Um estudo clássico mostrou que apenas 30% das mulheres ovulam entre os dias 10 e 17 do ciclo. Os outros 70% ovulam fora dessa janela. A fase folicular, que vai da menstruação até a ovulação, varia de ciclo para ciclo na mesma mulher.

O fato: o 14º dia é uma estimativa para ciclos de 28 dias. Monitorar a ovulação com testinho de LH ou temperatura basal é mais confiável do que contar dias no calendário.

Mito 7: “Se menstruou, ovulou”

Nem toda menstruação indica que houve ovulação. Ciclos anovulatórios, em que ocorre sangramento sem ovulação prévia, são mais comuns do que se imagina, especialmente em mulheres com SOP ou em fases de desequilíbrio hormonal. A menstruação presente não é garantia de fertilidade.

O fato: menstruação e ovulação são eventos diferentes. Para confirmar que a ovulação está acontecendo, o aumento de temperatura basal após o período fértil é o sinal mais confiável de forma doméstica.

Mito 8: “Depois dos 35 anos é muito difícil engravidar”

A fertilidade diminui progressivamente com a idade, e isso é real. Mas a percepção de que depois dos 35 “é tarde” é exagerada. Estudos mostram que mulheres entre 35 e 40 anos com fertilidade preservada têm probabilidade de concepção razoável por ciclo.

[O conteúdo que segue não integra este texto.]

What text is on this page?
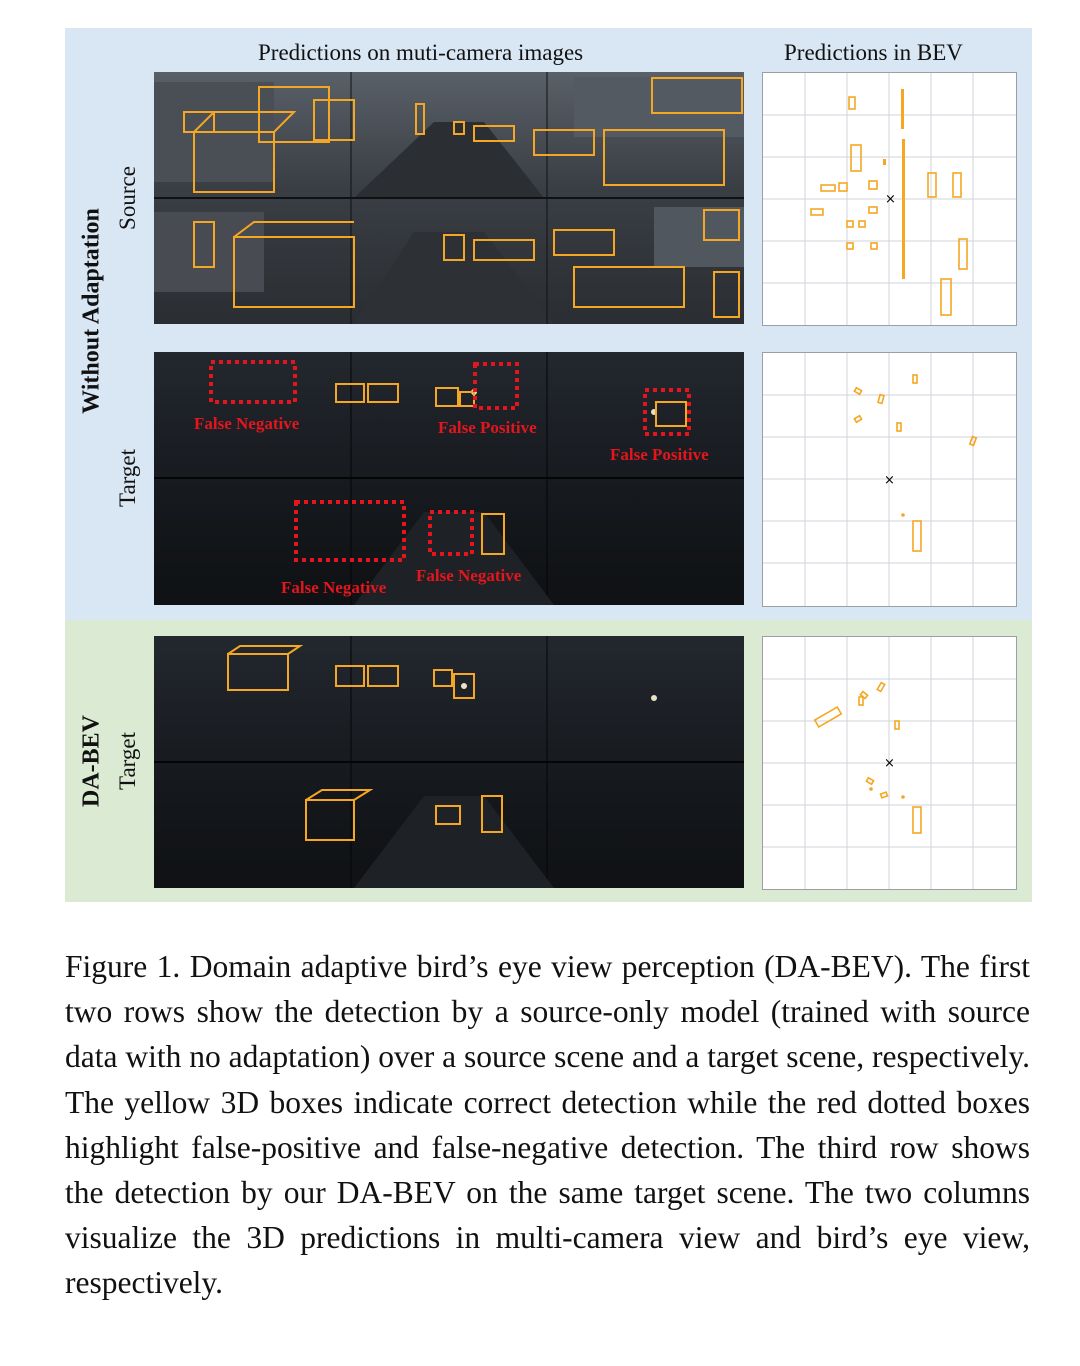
Predictions on muti-camera images	Predictions in BEV
Without Adaptation
Source
Target
DA-BEV Target
×
False Negative	False Positive
False Positive
False Negative
False Negative
×
×

Figure 1. Domain adaptive bird’s eye view perception (DA-BEV). The first two rows show the detection by a source-only model (trained with source data with no adaptation) over a source scene and a target scene, respectively. The yellow 3D boxes indicate correct detection while the red dotted boxes highlight false-positive and false-negative detection. The third row shows the detection by our DA-BEV on the same target scene. The two columns visualize the 3D predictions in multi-camera view and bird’s eye view, respectively.
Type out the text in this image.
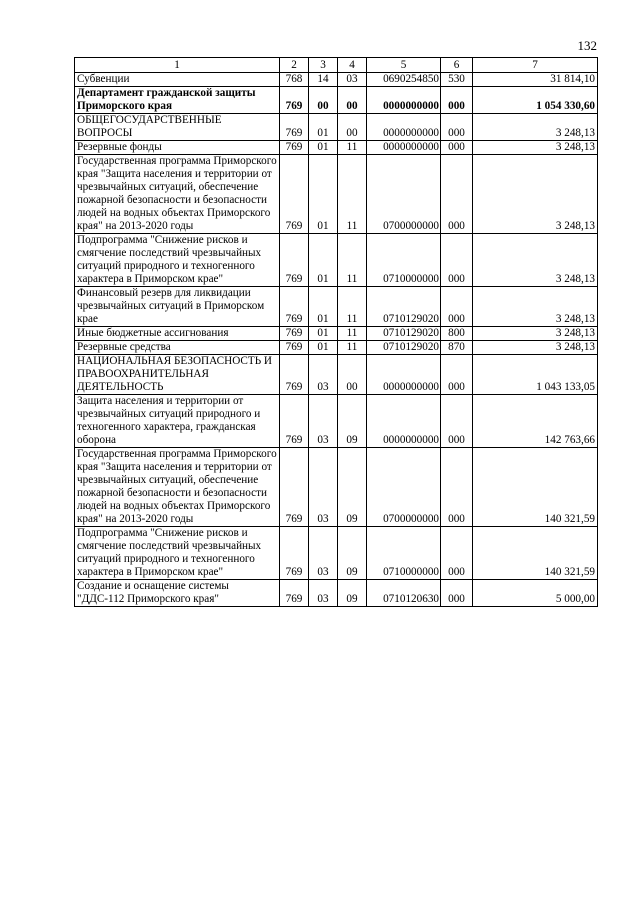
132
1	2	3	4	5	6	7
Субвенции	768	14	03	0690254850	530	31 814,10
Департамент гражданской защиты Приморского края	769	00	00	0000000000	000	1 054 330,60
ОБЩЕГОСУДАРСТВЕННЫЕ ВОПРОСЫ	769	01	00	0000000000	000	3 248,13
Резервные фонды	769	01	11	0000000000	000	3 248,13
Государственная программа Приморского края "Защита населения и территории от чрезвычайных ситуаций, обеспечение пожарной безопасности и безопасности людей на водных объектах Приморского края" на 2013-2020 годы	769	01	11	0700000000	000	3 248,13
Подпрограмма "Снижение рисков и смягчение последствий чрезвычайных ситуаций природного и техногенного характера в Приморском крае"	769	01	11	0710000000	000	3 248,13
Финансовый резерв для ликвидации чрезвычайных ситуаций в Приморском крае	769	01	11	0710129020	000	3 248,13
Иные бюджетные ассигнования	769	01	11	0710129020	800	3 248,13
Резервные средства	769	01	11	0710129020	870	3 248,13
НАЦИОНАЛЬНАЯ БЕЗОПАСНОСТЬ И ПРАВООХРАНИТЕЛЬНАЯ ДЕЯТЕЛЬНОСТЬ	769	03	00	0000000000	000	1 043 133,05
Защита населения и территории от чрезвычайных ситуаций природного и техногенного характера, гражданская оборона	769	03	09	0000000000	000	142 763,66
Государственная программа Приморского края "Защита населения и территории от чрезвычайных ситуаций, обеспечение пожарной безопасности и безопасности людей на водных объектах Приморского края" на 2013-2020 годы	769	03	09	0700000000	000	140 321,59
Подпрограмма "Снижение рисков и смягчение последствий чрезвычайных ситуаций природного и техногенного характера в Приморском крае"	769	03	09	0710000000	000	140 321,59
Создание и оснащение системы "ДДС-112 Приморского края"	769	03	09	0710120630	000	5 000,00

Depois dos 40, as chances caem de forma mais acentuada, mas ainda não chegam a zero.

O fato: a idade importa, mas não é o único fator. Reserva ovariana, saúde geral, ciclo preservado e ausência de condições como endometriose influenciam tanto quanto a idade isolada.

Mito 9: “Suplemento de ácido fólico pode esperar até a gravidez ser confirmada”

O tubo neural do bebê começa a se formar nos primeiros 28 dias após a fecundação, antes de a maioria das mulheres saber que está grávida. O ácido fólico precisa estar presente no organismo nesse momento. Iniciar após o teste positivo chega tarde para a janela mais crítica de proteção.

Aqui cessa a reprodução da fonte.